You see, the Fed launched a media blitz that over-hyped the market to such an extent that the market began to think that the Fed would not only hike in March, but would announce a faster of pace of hiking as well.

And while the Fed did hike as expected, the market was dismayed to learn that the Fed not only maintained its projections for the Fed Funds Rate, the Fed also maintained its economic projections.

Anyhow, USD/CAD tracked oil after the bearish spike until signs of divergence began to show up again, beginning on March 26.

At that time, oil started to rally (chart for oil is inverted), thanks to growing expectations that OPEC may be extending its oil cut deal. And oil’s rally was sustained by positive events (for oil), such as supply disruptions because of armed protests in Libya.

Despite the oil rally, USD/CAD continued to trade sideways and even began tilting higher by early April. This was due in large part to disappointing Canadian data, such as Canada’s $972 million trade deficit in February, which reinforced the BOC’s dovish stance.

Oil continued to rally, though, and so USD/CAD later began to dip again. And it probably helped that the BOC wasn’t as dovish and signaled a more neutral policy bias during the April BOC statement, although the BOC did highlight a potential housing bubble.

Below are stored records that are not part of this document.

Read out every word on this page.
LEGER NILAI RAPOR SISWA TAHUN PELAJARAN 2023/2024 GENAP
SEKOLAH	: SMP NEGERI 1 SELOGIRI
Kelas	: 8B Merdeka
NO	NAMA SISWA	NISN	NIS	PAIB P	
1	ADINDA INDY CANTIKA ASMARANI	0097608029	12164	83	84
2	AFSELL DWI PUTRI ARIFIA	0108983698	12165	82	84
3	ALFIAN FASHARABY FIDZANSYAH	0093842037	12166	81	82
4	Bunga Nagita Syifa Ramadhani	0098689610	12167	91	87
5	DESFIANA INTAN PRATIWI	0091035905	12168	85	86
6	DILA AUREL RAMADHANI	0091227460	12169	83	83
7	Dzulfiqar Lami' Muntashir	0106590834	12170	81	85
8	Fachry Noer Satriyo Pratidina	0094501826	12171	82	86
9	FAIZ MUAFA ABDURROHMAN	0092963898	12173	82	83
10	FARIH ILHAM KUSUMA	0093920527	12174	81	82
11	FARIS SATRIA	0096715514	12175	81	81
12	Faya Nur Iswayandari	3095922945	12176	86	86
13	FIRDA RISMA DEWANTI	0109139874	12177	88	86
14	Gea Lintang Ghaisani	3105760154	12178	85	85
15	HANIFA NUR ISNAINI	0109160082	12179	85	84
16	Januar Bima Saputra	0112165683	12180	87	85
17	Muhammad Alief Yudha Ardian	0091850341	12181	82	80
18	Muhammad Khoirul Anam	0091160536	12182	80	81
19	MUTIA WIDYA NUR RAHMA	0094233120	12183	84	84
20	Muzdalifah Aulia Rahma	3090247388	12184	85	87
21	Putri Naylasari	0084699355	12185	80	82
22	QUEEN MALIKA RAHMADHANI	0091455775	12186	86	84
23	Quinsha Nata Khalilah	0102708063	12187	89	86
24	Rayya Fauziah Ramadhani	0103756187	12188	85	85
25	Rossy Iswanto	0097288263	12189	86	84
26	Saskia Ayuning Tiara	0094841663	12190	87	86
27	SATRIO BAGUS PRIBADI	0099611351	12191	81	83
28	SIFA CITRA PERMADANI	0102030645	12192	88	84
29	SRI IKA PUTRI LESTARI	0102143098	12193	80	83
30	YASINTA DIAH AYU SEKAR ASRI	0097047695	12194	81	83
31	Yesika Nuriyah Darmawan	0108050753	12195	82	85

However, oil began retreating again last week, and USD/CAD appears to be following suit. And the slide in oil prices is being blamed by market analysts on worries over rising U.S. oil output, especially since U.S. shale oil output is expected to print the biggest month-on-month surge in more than two years come May.

AUD/USD vs. Gold

AUD/USD vs. Gold
AUD/USD vs. Gold

As you can clearly see, there’s also some divergence going on between AUD/USD and gold.

Gold continued to trend higher from late March to about mid-April, thanks to the prevalence of risk aversion, given jitters over the U.S. healthcare bill, the upcoming French elections, the possibility of another Scottish independence referendum, Article 50 of the TEU getting triggered, Trump’s missile strike in Syria, posturing between the U.S. and Nuclear North Korea, and friction between Russia and the U.S. over Trump’s Syrian missile strike (among others).

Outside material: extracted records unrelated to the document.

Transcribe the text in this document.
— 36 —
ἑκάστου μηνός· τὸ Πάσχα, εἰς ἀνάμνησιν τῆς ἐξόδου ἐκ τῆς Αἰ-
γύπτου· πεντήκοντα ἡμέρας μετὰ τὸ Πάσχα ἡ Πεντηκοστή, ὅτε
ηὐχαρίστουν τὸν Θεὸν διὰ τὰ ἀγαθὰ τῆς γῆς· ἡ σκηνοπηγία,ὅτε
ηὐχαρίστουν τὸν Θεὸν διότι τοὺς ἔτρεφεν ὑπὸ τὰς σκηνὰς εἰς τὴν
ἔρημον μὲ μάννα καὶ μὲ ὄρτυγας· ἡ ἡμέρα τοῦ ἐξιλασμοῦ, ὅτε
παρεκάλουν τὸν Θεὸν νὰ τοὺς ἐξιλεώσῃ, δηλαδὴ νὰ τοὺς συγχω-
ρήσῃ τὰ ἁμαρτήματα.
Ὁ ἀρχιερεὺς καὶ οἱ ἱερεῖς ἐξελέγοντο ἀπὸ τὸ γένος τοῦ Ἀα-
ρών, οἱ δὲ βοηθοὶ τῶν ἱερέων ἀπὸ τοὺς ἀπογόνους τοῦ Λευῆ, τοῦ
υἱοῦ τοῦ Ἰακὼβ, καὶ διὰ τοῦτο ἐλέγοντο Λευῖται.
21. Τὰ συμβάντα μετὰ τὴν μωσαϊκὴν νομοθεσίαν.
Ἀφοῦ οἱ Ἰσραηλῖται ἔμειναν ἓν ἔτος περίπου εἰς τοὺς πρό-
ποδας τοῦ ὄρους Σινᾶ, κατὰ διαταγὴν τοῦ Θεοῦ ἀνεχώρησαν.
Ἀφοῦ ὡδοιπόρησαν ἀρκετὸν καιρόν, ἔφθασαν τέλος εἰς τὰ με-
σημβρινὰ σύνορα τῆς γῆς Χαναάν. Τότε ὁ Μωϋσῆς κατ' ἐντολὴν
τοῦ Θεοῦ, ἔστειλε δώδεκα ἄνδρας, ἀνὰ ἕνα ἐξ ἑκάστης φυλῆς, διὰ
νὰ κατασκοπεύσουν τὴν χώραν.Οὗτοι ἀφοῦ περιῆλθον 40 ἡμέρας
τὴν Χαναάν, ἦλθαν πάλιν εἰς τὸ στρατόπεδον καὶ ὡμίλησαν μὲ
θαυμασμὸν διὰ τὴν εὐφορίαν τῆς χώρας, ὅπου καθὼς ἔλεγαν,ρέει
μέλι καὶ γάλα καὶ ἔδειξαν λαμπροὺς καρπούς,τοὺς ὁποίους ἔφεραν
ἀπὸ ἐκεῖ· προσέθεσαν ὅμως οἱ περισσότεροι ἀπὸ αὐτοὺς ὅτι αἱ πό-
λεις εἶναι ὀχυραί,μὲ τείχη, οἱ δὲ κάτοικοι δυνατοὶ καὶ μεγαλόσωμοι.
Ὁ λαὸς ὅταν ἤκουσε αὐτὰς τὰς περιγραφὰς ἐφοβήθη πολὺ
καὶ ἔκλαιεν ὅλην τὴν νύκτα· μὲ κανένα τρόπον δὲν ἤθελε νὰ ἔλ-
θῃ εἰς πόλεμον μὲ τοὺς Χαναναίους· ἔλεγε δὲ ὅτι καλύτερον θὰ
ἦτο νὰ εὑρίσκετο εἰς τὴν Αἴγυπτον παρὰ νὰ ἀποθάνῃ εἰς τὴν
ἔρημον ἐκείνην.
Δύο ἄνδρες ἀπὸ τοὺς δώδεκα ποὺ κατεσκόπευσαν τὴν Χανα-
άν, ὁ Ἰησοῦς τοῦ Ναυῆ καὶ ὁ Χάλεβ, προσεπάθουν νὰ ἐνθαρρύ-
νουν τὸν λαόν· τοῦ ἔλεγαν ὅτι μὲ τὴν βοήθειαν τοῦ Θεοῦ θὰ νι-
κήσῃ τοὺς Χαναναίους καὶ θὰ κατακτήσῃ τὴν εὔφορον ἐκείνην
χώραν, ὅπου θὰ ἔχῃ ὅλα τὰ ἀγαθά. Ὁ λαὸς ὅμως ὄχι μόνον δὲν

Wow! That’s a lot of geopolitical risk events. It’s therefore no real wonder why safe-haven demand for gold was high.

Even so, AUD/USD opted to go in the opposite direction instead. And that was very likely because of Aussie weakness, thanks to the RBA’s fading optimism and growing worries over the labor market and inflation, as revealed by the minutes of the RBA’s March meeting and the April RBA statement.

In addition, iron ore, Australia’s main commodity export, has been slumping very hard recently, thanks to the buildup in Chinese steel inventories and wavering faith in the Trump Effect. And that’s very likely weighing down on AUD/USD as well.

EUR/JPY vs. S&P 500 Index

EUR/JPY vs. S&P 500 Index
EUR/JPY vs. S&P 500 Index

Last time around, I pointed out that very noticeable divergence between EUR/JPY and the S&P 500. And I linked that to the the so-called “Trump Effect” which buoyed the U.S. equities market, thanks to expectations of infrastructure spending, tax reform, and financial deregulation under the Trump administration.

But as y’all can see, EUR/JPY and the S&P 500 index have both been trending lower while moving roughly in tandem since then. What happened? Well, the “Trump Effect” lost its mojo that’s what.

You see, a new narrative emerged in March that the vote on the U.S. healthcare bill would be a litmus test for Trump’s ability to bend the Republican Party to his will and push through with his agenda, which obviously includes Trump’s fiscal stimulus plans – the very basis of the “Trump Effect”.

And when the Republicans ultimately decided to pull the healthcare bill once it became clear that the Republicans were divided on the issue, faith in the “Trump Effect” began to waver, causing the S&P 500 to start tumbling. EUR/JPY, for its part, began to tank as well, as safe-haven demand for the yen picked up.

Aside from wavering faith in the Trump Effect, there were also all those risk events I mentioned earlier, which very likely soured risk sentiment while strengthening safe-haven demand. And one of those risk events, particularly the upcoming French presidential elections, was also very likely weighing down on the euro, helping to push EUR/JPY lower.